两人穿梭在黑市的交错复杂的路上,被抱着的夏青知道自己的腿部受了伤,没有办法自由行动,对于被这么抱着只能选择默认,就在两人转入另一条道路时,夏青睁大双眼,看到了前方的路上,满是鲜红的血迹,好几个表情狰狞的男人捧着一些钱朝四周逃窜开去,而留下的,是一个瘦弱的少女,躺在墙角,满身污血,双手上还死死抓住几张纸币,尽管歪斜着脑袋,可夏青还是一眼就认出了,这个少女便是刚刚出卖自己逃走的卓娅,现在的她已经气息全无。
苏恪只是默默撇了一眼这具还未冷却的尸体,便继续向前,怀里的夏青默默说道:“我昨天救了这个女孩,之后被她收留在家里,今天……她就将我的行踪出卖给了那些黑道。”“在这里,善良毫无意义,这个女孩也是愚蠢,手上带那么多现金,分明就是在引诱那些社会败类……这些钱,成功送掉了她的性命。”苏恪不带一丝怜悯,如果需要去同情每一个悲惨遭遇的人,那用一辈子的时间都不够,“你不用内疚什么,这是她自己选择的。”“我知道……可是我的这份心情,却是身不由己的……”夏青抬起头,发现苏恪并没有朝着来时的电梯位置靠近,反而是朝着黑市的中央靠近。

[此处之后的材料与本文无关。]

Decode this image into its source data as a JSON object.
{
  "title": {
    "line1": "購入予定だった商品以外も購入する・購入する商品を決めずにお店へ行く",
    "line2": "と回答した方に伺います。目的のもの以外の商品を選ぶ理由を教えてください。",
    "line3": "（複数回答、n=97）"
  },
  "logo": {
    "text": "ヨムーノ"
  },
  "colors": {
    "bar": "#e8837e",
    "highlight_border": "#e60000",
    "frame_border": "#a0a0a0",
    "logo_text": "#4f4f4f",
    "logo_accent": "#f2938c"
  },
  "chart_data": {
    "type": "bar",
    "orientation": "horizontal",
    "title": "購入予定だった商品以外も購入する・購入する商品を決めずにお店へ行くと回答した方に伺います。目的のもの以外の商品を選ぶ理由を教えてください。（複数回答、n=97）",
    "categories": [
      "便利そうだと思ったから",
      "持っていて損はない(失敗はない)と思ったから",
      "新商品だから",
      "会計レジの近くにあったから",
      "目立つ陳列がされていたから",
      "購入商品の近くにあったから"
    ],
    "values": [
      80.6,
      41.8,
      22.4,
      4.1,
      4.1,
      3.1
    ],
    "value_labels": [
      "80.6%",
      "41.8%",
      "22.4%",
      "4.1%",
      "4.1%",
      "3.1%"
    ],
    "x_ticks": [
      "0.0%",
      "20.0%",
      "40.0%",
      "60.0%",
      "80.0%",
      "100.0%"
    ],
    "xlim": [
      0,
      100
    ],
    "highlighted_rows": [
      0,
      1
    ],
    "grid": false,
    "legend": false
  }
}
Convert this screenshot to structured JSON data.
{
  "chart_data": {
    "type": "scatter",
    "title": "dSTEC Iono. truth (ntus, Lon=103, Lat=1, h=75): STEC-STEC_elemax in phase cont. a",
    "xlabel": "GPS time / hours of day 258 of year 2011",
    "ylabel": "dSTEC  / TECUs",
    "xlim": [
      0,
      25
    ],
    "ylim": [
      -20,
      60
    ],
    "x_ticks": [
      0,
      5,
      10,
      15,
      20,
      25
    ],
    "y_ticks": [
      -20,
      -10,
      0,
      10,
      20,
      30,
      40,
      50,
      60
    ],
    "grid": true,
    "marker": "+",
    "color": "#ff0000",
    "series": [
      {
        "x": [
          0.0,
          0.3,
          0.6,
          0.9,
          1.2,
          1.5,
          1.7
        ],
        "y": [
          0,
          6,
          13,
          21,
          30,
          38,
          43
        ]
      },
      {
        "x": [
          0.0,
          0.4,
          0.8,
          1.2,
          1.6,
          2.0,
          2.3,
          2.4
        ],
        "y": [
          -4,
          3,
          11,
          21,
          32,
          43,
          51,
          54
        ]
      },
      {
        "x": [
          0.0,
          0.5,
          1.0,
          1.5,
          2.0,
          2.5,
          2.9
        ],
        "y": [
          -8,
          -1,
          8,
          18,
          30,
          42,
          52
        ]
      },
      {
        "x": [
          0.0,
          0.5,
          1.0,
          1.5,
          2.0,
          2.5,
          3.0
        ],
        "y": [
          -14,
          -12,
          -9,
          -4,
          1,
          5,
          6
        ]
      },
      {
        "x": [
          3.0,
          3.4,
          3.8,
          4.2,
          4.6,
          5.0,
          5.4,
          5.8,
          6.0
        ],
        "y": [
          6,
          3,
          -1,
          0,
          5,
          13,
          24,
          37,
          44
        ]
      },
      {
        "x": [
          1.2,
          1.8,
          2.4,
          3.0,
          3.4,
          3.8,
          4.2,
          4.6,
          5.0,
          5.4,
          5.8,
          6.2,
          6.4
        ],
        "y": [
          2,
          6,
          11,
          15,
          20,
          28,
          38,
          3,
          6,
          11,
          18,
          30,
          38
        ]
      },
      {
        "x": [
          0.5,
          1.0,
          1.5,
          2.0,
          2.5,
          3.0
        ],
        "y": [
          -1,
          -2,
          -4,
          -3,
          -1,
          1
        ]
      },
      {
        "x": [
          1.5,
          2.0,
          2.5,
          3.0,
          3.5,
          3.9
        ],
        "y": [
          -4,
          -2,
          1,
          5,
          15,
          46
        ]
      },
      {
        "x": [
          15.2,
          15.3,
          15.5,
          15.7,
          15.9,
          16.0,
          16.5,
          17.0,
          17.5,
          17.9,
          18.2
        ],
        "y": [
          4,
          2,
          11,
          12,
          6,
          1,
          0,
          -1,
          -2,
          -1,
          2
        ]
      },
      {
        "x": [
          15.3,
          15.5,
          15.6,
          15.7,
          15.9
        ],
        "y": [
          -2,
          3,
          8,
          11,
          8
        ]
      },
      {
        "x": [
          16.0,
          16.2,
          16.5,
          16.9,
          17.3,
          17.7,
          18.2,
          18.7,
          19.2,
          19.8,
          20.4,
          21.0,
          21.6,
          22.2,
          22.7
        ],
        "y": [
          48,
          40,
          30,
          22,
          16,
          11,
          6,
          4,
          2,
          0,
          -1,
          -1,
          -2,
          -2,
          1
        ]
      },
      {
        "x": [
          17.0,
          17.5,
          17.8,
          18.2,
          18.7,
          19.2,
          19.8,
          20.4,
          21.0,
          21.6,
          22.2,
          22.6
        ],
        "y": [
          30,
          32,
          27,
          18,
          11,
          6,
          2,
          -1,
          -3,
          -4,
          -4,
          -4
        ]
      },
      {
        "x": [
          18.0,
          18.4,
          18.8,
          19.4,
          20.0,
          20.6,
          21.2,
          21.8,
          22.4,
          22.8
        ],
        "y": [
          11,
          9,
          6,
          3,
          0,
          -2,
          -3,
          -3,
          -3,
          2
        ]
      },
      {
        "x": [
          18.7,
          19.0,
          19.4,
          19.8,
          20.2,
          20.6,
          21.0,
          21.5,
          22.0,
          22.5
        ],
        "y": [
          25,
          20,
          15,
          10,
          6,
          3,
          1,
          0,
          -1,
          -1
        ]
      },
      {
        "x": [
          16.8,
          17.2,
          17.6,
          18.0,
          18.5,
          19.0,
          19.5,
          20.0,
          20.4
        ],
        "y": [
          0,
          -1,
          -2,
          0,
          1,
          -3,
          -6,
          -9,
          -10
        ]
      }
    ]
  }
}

“我们不走吗?”夏青可以肯定的是,至少目前苏恪没有走的意思。
“还有韩瘦虎没有找到……我必须要确保他的安全之后,才能离开,事到如今,明知道野菊那边会被包围,我也只能选择在那里喘口气了。”苏恪知道,现在最正确的做法就是带着夏青离开黑市,返回到地上的第二十区,再重新制定计划,可自己答应过韩瘦虎,那么就要确保那家伙也要安全的离开。
夏青不再说什么。
两人在一双双黑道探子的眼中,走进了那家号称是中立地带的小酒馆“野菊”内。
进了酒馆后,苏恪将夏青放在地上,让她自己行走,然后走向了前方悬挂着一排五颜六色酒杯的吧台,里面站着一位年轻的男酒保,对行色匆匆跑进酒馆的苏恪二人,并没露出任何好奇的神色,因为这类人实在是太多了,整个酒吧大厅里的座位几乎都是空着的,空旷的让人觉得有些不安。

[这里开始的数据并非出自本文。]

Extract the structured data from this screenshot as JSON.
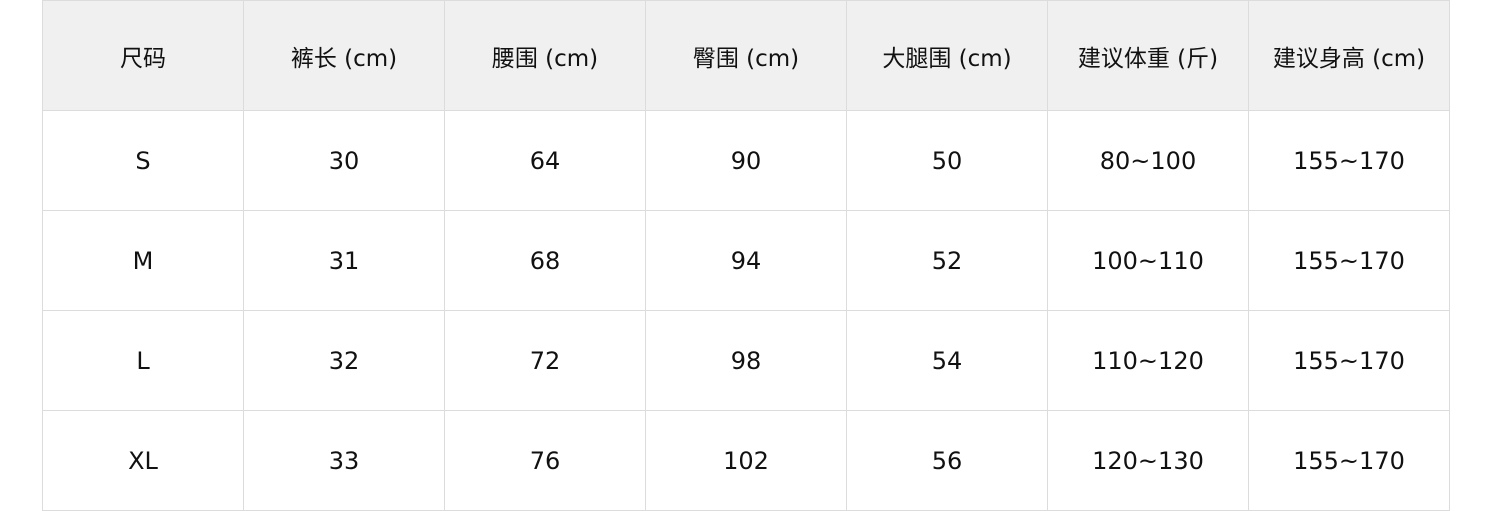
{
  "size_chart": {
    "headers": [
      "尺码",
      "裤长 (cm)",
      "腰围 (cm)",
      "臀围 (cm)",
      "大腿围 (cm)",
      "建议体重 (斤)",
      "建议身高 (cm)"
    ],
    "rows": [
      [
        "S",
        "30",
        "64",
        "90",
        "50",
        "80~100",
        "155~170"
      ],
      [
        "M",
        "31",
        "68",
        "94",
        "52",
        "100~110",
        "155~170"
      ],
      [
        "L",
        "32",
        "72",
        "98",
        "54",
        "110~120",
        "155~170"
      ],
      [
        "XL",
        "33",
        "76",
        "102",
        "56",
        "120~130",
        "155~170"
      ]
    ],
    "colors": {
      "header_bg": "#f0f0f0",
      "border": "#dcdcdc",
      "text": "#111111"
    }
  }
}
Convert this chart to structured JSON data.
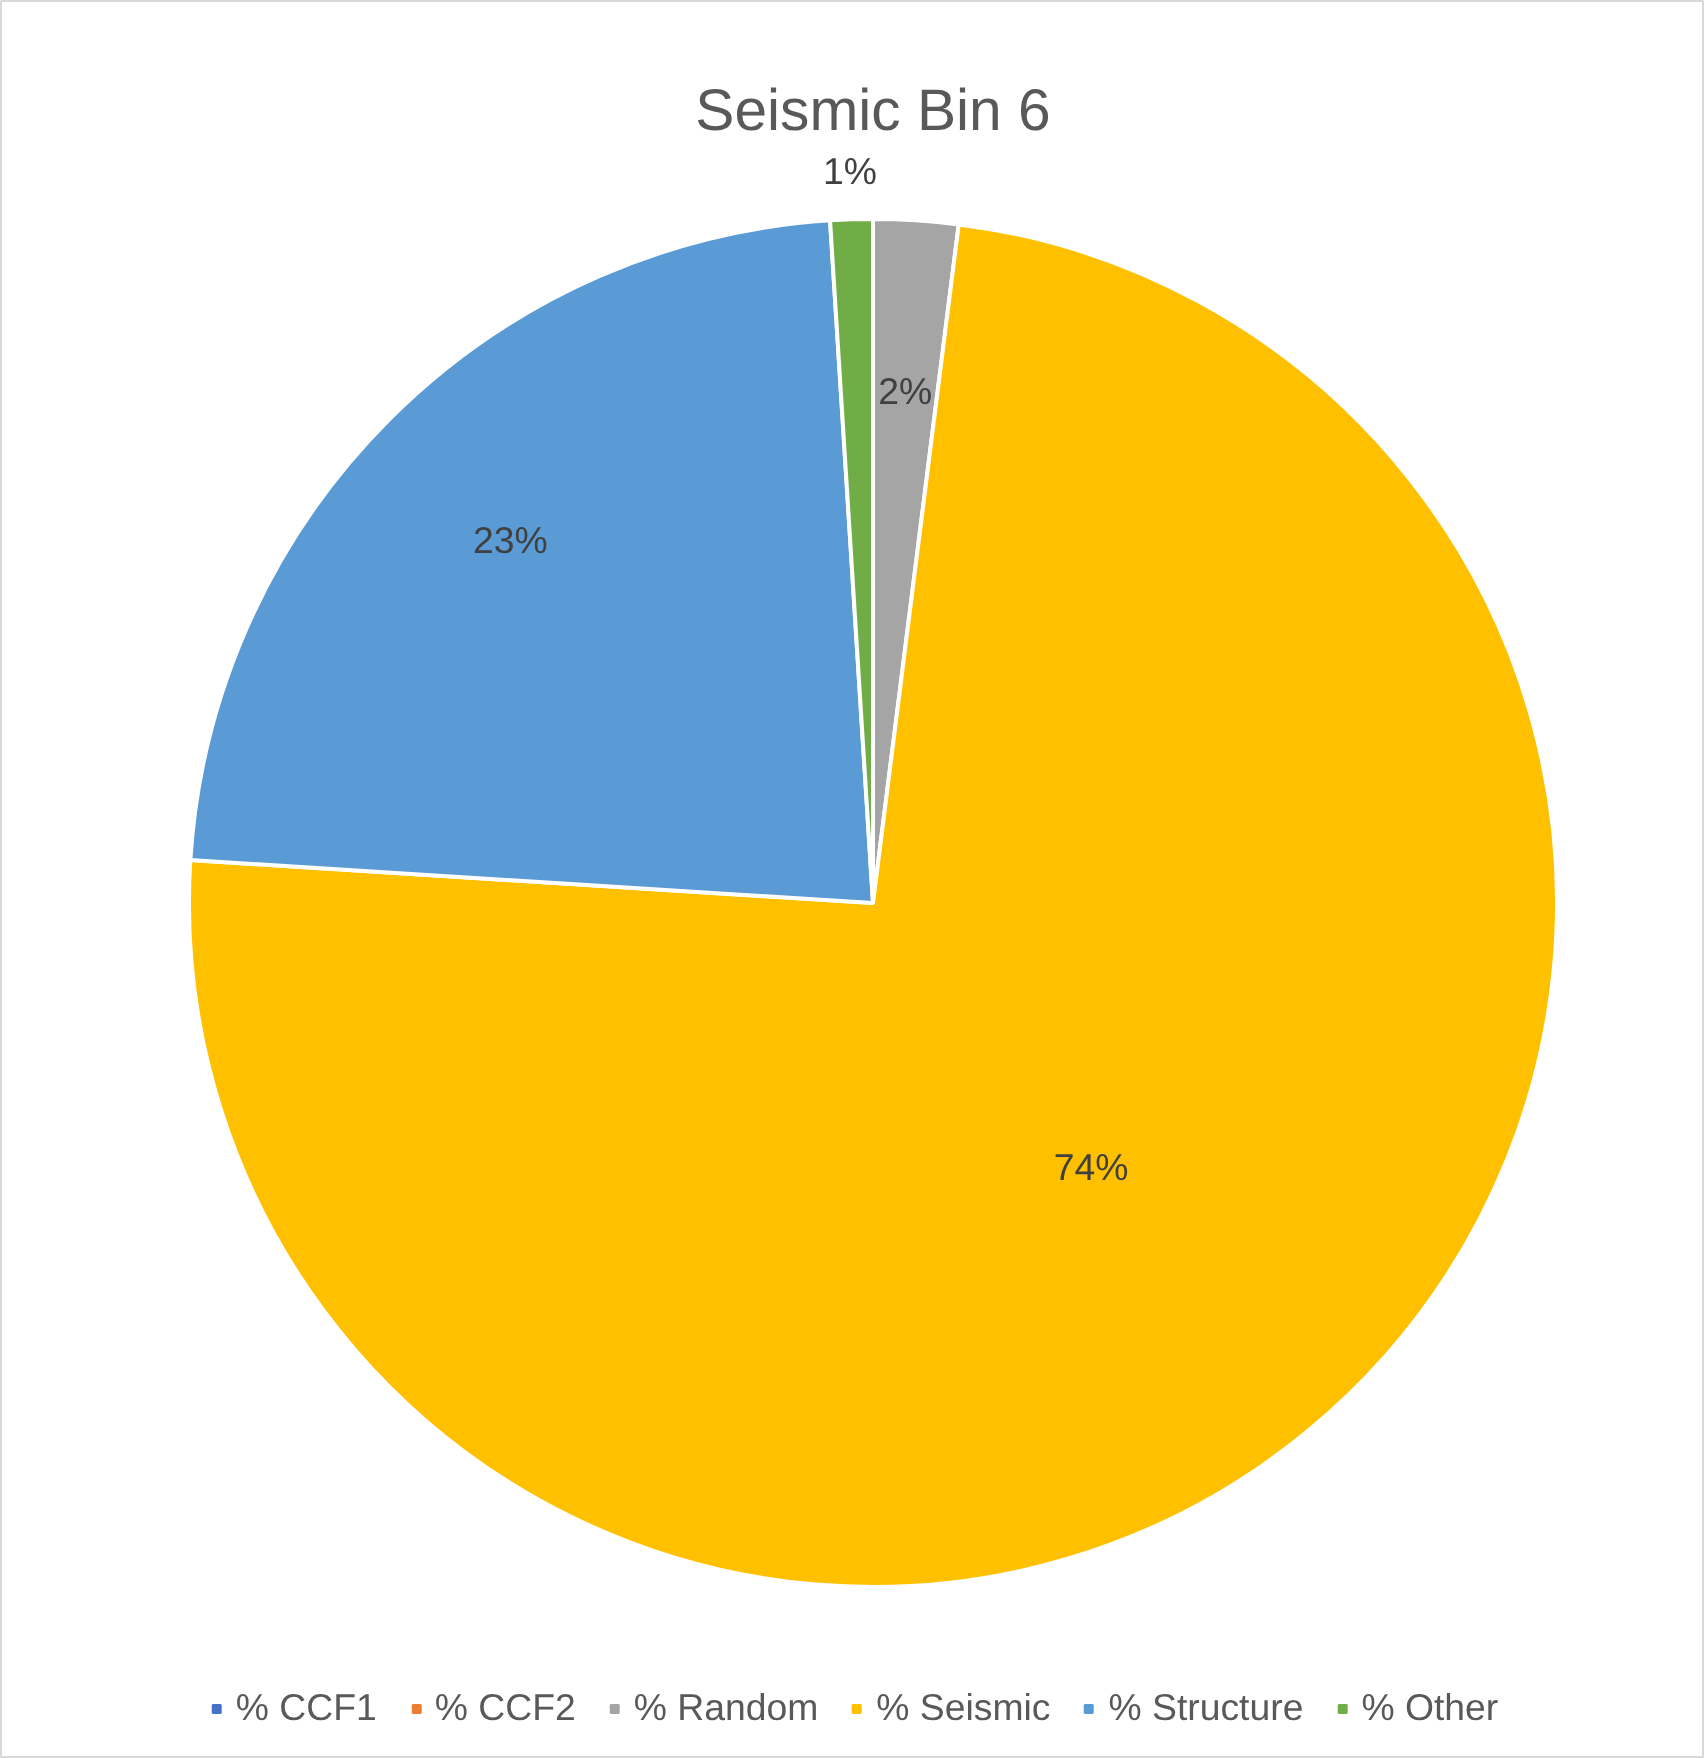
{
  "chart_data": {
    "type": "pie",
    "title": "Seismic Bin 6",
    "categories": [
      "% CCF1",
      "% CCF2",
      "% Random",
      "% Seismic",
      "% Structure",
      "% Other"
    ],
    "values": [
      0,
      0,
      2,
      74,
      23,
      1
    ],
    "colors": [
      "#4472c4",
      "#ed7d31",
      "#a5a5a5",
      "#ffc000",
      "#5b9bd5",
      "#70ad47"
    ],
    "value_labels": [
      null,
      null,
      "2%",
      "74%",
      "23%",
      "1%"
    ],
    "legend": "bottom"
  }
}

“我们是……”苏恪组织着词措,思考着自己该如何介绍。
“你们是来找人的吗?”坐在远处隐蔽卡座里的黑影突然抢先开口,然后缓缓从位置上站起,是一位风韵犹存的半老徐娘,耳边的鬓发已经有半数银丝,被岁月雕琢过的脸上花了淡妆,还能依稀看到年轻时风华绝代样子,“我是这里的老板娘,你们可以称呼我为——白菊。”“额……白菊女士,我们来这里只是想要找一个朋友,不知道你这边是不是知道点什么?”所谓的中立地带应该也拥有旁人无法触及的情报,苏恪抱着侥幸的心态试探着,并且,这位老板娘刚刚也提到过找人,想必她也确实掌握了什么。

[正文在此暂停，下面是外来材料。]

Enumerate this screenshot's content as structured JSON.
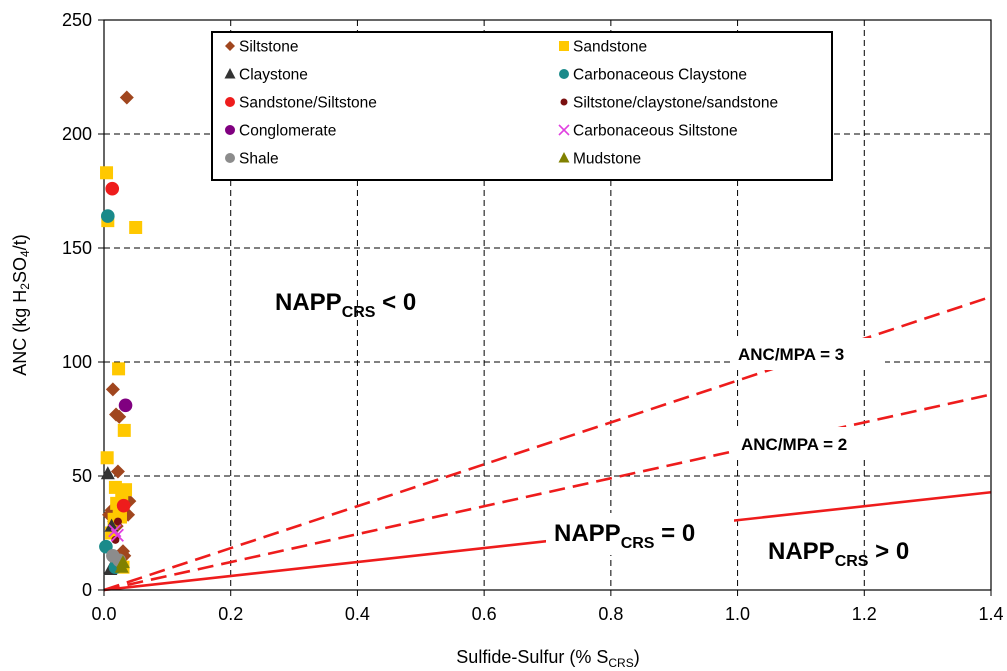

“不要太紧张,小朋友,我这里既然说了是中立地区,那么就算是乔穆亲自来,也会遵守这个约定,至于为什么知道你们是来找人的……”说道关键问题的时候,白菊卖个关子似的顿了顿,“因为有人早就告诉我了,第零科的苏恪先生。”苏恪脸上终于卸下了伪装的从容,眉宇紧皱,严肃的问道:“那么,可以透露一下,是谁将我的身份告诉你的?”酒馆内,气氛瞬间变得紧张起来,就连一直将客人当场透明的男酒保也是忍不住望向了自家的女老板,夏青更是沉默的站在苏恪身后,不敢多说一句。
只有白菊,依然从容不迫的转身指了指酒馆的楼梯,说道:“到上面来说吧。”说罢,也不管苏恪是否同意,踩着轻快的步伐,就率先走了上去,苏恪不知道上面到底有没有危险,微微思索后,发现自己也没有更好的选择,交代夏青走在后面,自己便跟了上去。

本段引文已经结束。